Tears found my eyes against my will as a familiar, unbearable pain cracked into my chest. “Did she leave a note?”

He shook his head.

Not even an apology or a simple ‘I love you’. I had no control over the tears that kept streaming down my face. Then my breaths came out in dry heaves.

“Maggie, Maggie! Don’t panic,” Dad said, his voice distant, as if coming from under water, his hands holding both my arms. Then he helped me to a chair. “Just breathe.”

I closed my eyes, trying to steady my agonizing breaths. A panic attack with a bad lung was excruciating. My brain scrambled to process the situation. Even in my darkest moment, Andrea managed to make it about herself. Even in death, Andrea found a way to make it my fault. She’d ruined my life in every way, and now she wouldn’t even let me have any sorts of closure. She’d robbed me of any chance at a confrontation or having peace.

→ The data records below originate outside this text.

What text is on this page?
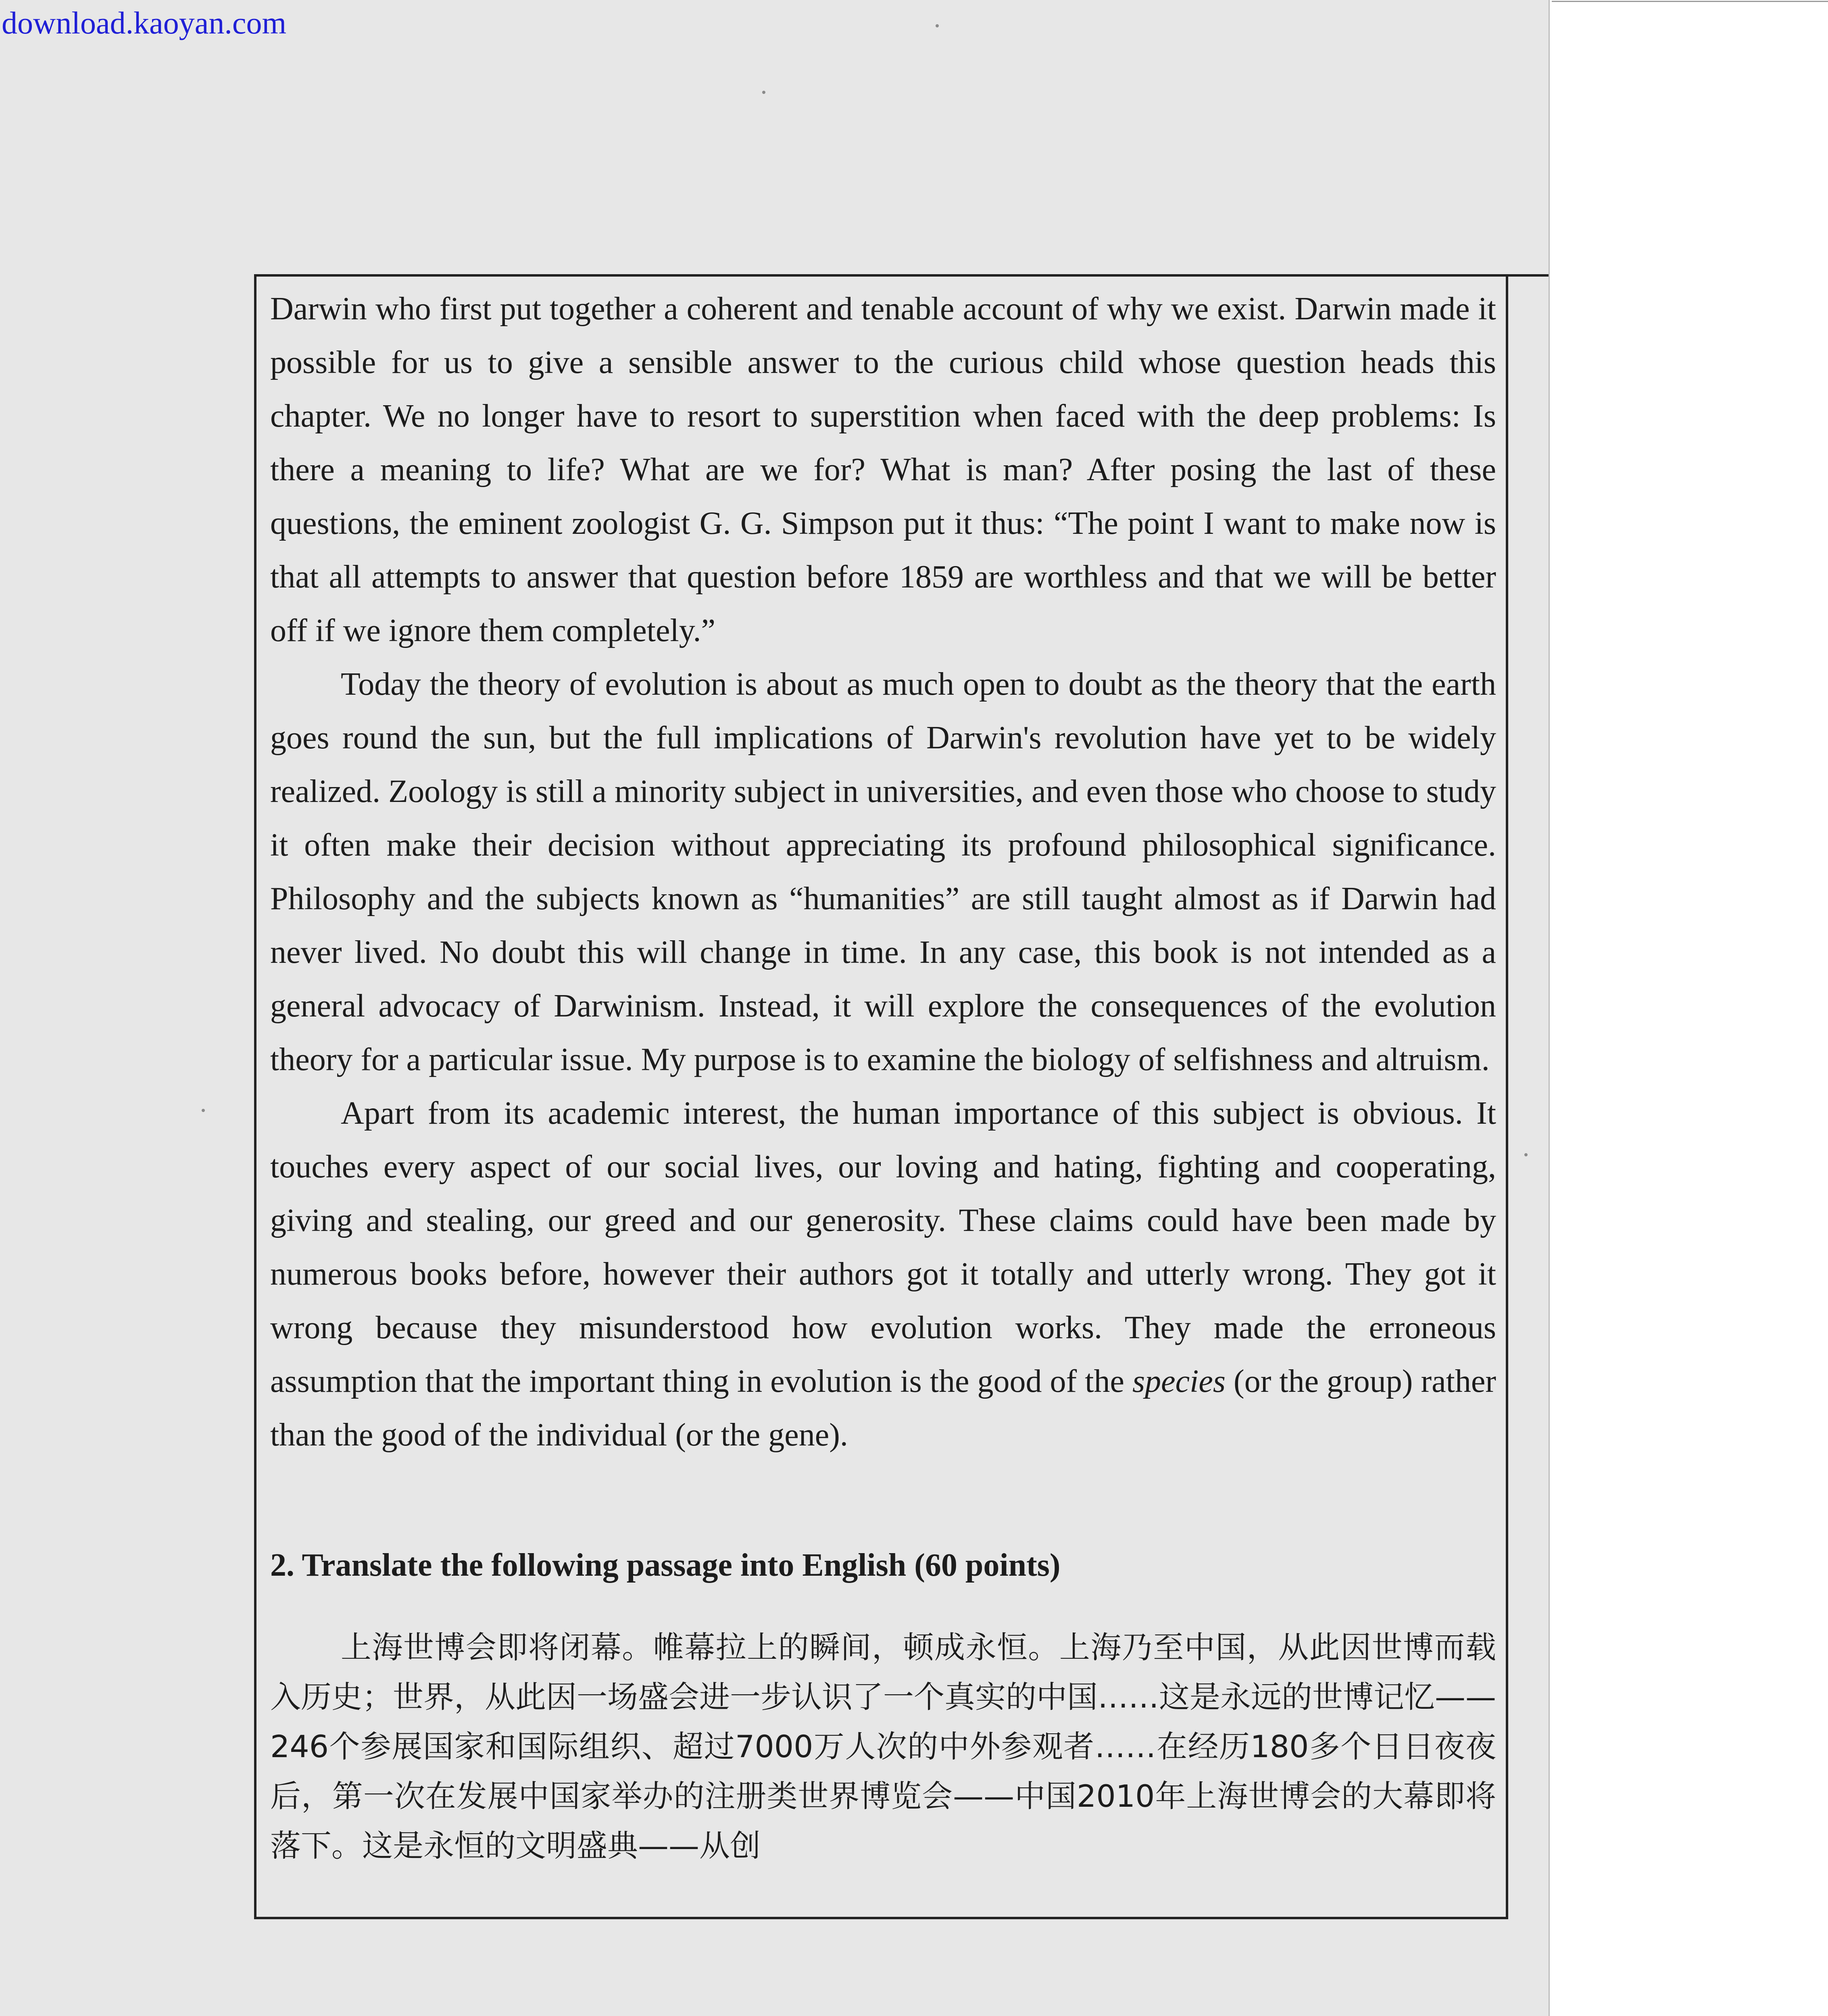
download.kaoyan.com

Darwin who first put together a coherent and tenable account of why we exist. Darwin made it possible for us to give a sensible answer to the curious child whose question heads this chapter. We no longer have to resort to superstition when faced with the deep problems: Is there a meaning to life? What are we for? What is man? After posing the last of these questions, the eminent zoologist G. G. Simpson put it thus: “The point I want to make now is that all attempts to answer that question before 1859 are worthless and that we will be better off if we ignore them completely.”

Today the theory of evolution is about as much open to doubt as the theory that the earth goes round the sun, but the full implications of Darwin's revolution have yet to be widely realized. Zoology is still a minority subject in universities, and even those who choose to study it often make their decision without appreciating its profound philosophical significance. Philosophy and the subjects known as “humanities” are still taught almost as if Darwin had never lived. No doubt this will change in time. In any case, this book is not intended as a general advocacy of Darwinism. Instead, it will explore the consequences of the evolution theory for a particular issue. My purpose is to examine the biology of selfishness and altruism.

Apart from its academic interest, the human importance of this subject is obvious. It touches every aspect of our social lives, our loving and hating, fighting and cooperating, giving and stealing, our greed and our generosity. These claims could have been made by numerous books before, however their authors got it totally and utterly wrong. They got it wrong because they misunderstood how evolution works. They made the erroneous assumption that the important thing in evolution is the good of the species (or the group) rather than the good of the individual (or the gene).

2. Translate the following passage into English (60 points)

上海世博会即将闭幕。帷幕拉上的瞬间，顿成永恒。上海乃至中国，从此因世博而载入历史；世界，从此因一场盛会进一步认识了一个真实的中国……这是永远的世博记忆——246个参展国家和国际组织、超过7000万人次的中外参观者……在经历180多个日日夜夜后，第一次在发展中国家举办的注册类世界博览会——中国2010年上海世博会的大幕即将落下。这是永恒的文明盛典——从创
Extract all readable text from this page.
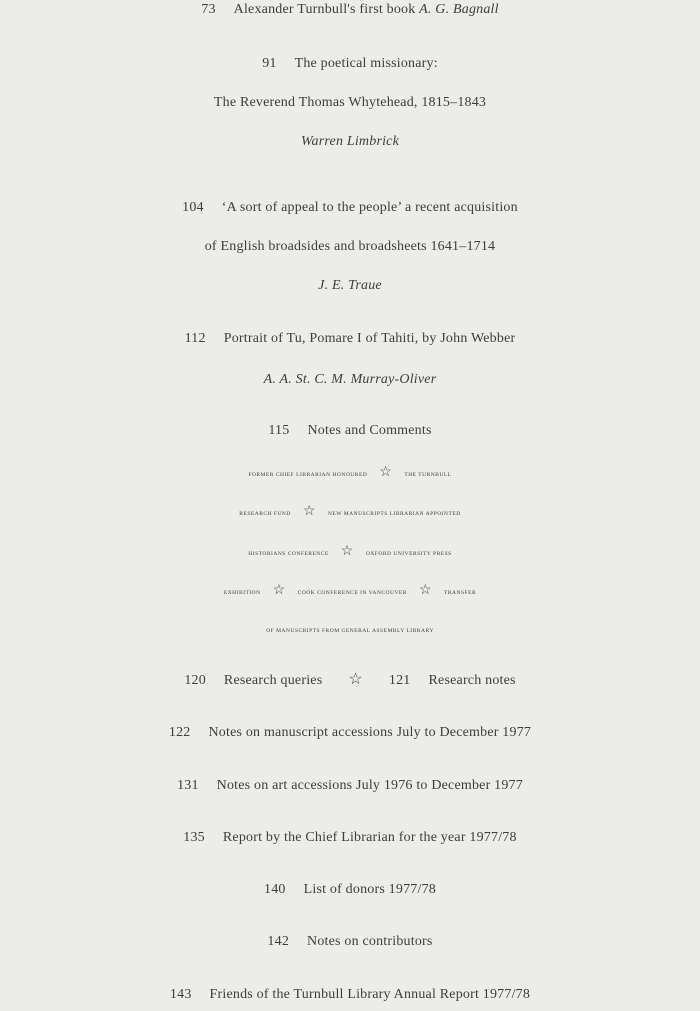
73 Alexander Turnbull's first book A. G. Bagnall
91 The poetical missionary:
The Reverend Thomas Whytehead, 1815–1843
Warren Limbrick
104 ‘A sort of appeal to the people’ a recent acquisition
of English broadsides and broadsheets 1641–1714
J. E. Traue
112 Portrait of Tu, Pomare I of Tahiti, by John Webber
A. A. St. C. M. Murray-Oliver
115 Notes and Comments
FORMER CHIEF LIBRARIAN HONOURED ☆ THE TURNBULL
RESEARCH FUND ☆ NEW MANUSCRIPTS LIBRARIAN APPOINTED
HISTORIANS CONFERENCE ☆ OXFORD UNIVERSITY PRESS
EXHIBITION ☆ COOK CONFERENCE IN VANCOUVER ☆ TRANSFER
OF MANUSCRIPTS FROM GENERAL ASSEMBLY LIBRARY
120 Research queries ☆ 121 Research notes
122 Notes on manuscript accessions July to December 1977
131 Notes on art accessions July 1976 to December 1977
135 Report by the Chief Librarian for the year 1977/78
140 List of donors 1977/78
142 Notes on contributors
143 Friends of the Turnbull Library Annual Report 1977/78
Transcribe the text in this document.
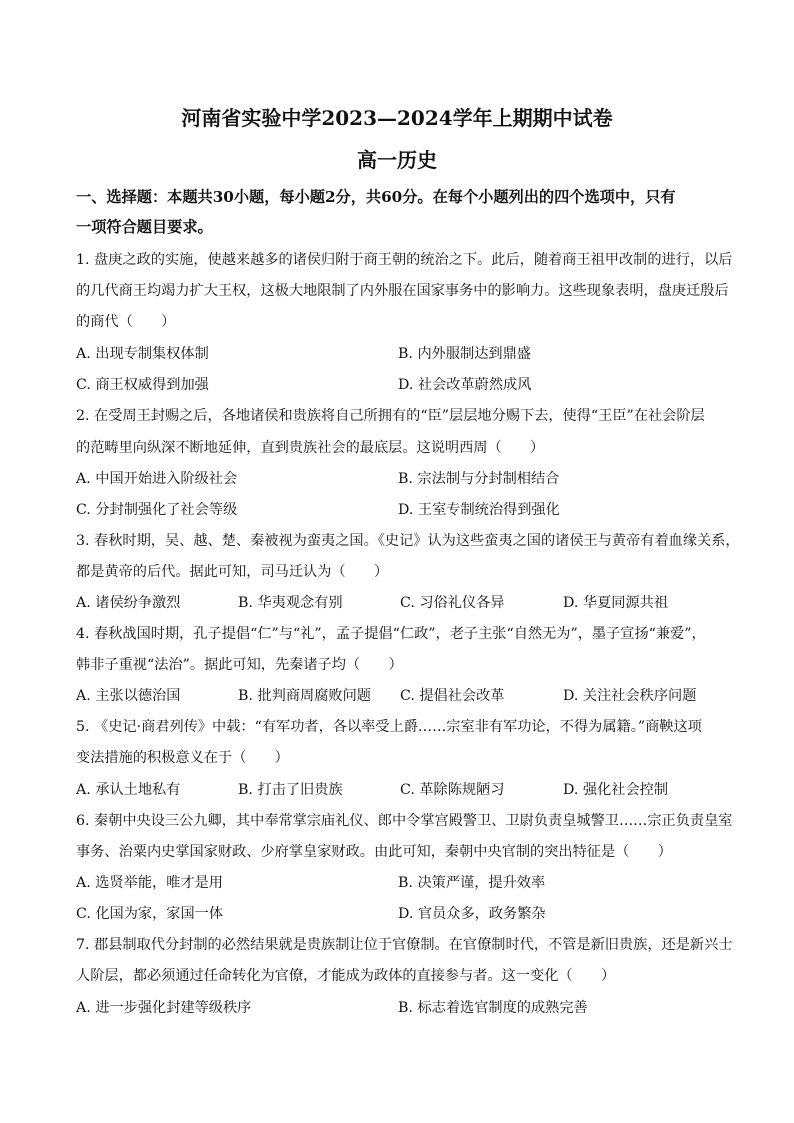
河南省实验中学2023—2024学年上期期中试卷
高一历史
一、选择题：本题共30小题，每小题2分，共60分。在每个小题列出的四个选项中，只有
一项符合题目要求。
1. 盘庚之政的实施，使越来越多的诸侯归附于商王朝的统治之下。此后，随着商王祖甲改制的进行，以后
的几代商王均竭力扩大王权，这极大地限制了内外服在国家事务中的影响力。这些现象表明，盘庚迁殷后
的商代（　　）
A. 出现专制集权体制	B. 内外服制达到鼎盛
C. 商王权威得到加强	D. 社会改革蔚然成风
2. 在受周王封赐之后，各地诸侯和贵族将自己所拥有的“臣”层层地分赐下去，使得“王臣”在社会阶层
的范畴里向纵深不断地延伸，直到贵族社会的最底层。这说明西周（　　）
A. 中国开始进入阶级社会	B. 宗法制与分封制相结合
C. 分封制强化了社会等级	D. 王室专制统治得到强化
3. 春秋时期，吴、越、楚、秦被视为蛮夷之国。《史记》认为这些蛮夷之国的诸侯王与黄帝有着血缘关系，
都是黄帝的后代。据此可知，司马迁认为（　　）
A. 诸侯纷争激烈	B. 华夷观念有别	C. 习俗礼仪各异	D. 华夏同源共祖
4. 春秋战国时期，孔子提倡“仁”与“礼”，孟子提倡“仁政”，老子主张“自然无为”，墨子宣扬“兼爱”，
韩非子重视“法治”。据此可知，先秦诸子均（　　）
A. 主张以德治国	B. 批判商周腐败问题 C. 提倡社会改革	D. 关注社会秩序问题
5. 《史记·商君列传》中载：“有军功者，各以率受上爵……宗室非有军功论，不得为属籍。”商鞅这项
变法措施的积极意义在于（　　）
A. 承认土地私有	B. 打击了旧贵族	C. 革除陈规陋习	D. 强化社会控制
6. 秦朝中央设三公九卿，其中奉常掌宗庙礼仪、郎中令掌宫殿警卫、卫尉负责皇城警卫……宗正负责皇室
事务、治粟内史掌国家财政、少府掌皇家财政。由此可知，秦朝中央官制的突出特征是（　　）
A. 选贤举能，唯才是用	B. 决策严谨，提升效率
C. 化国为家，家国一体	D. 官员众多，政务繁杂
7. 郡县制取代分封制的必然结果就是贵族制让位于官僚制。在官僚制时代，不管是新旧贵族，还是新兴士
人阶层，都必须通过任命转化为官僚，才能成为政体的直接参与者。这一变化（　　）
A. 进一步强化封建等级秩序	B. 标志着选官制度的成熟完善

“Maggie, breathe.” Dad’s voice turned louder.

I stared at him and took a few breaths in and out. As the pain and the shaking became under control, I finally managed to speak. “She must have felt like she’d lost all power.”

“You were coding in front of her. She couldn’t handle the guilt, I guess,” Dad said.

“Guilt? What guilt? This was never about me. Everything was always about her. She wanted us to feel guilty and sorry for her, not the other way around,” I whimpered. “Did you kick her out or something?”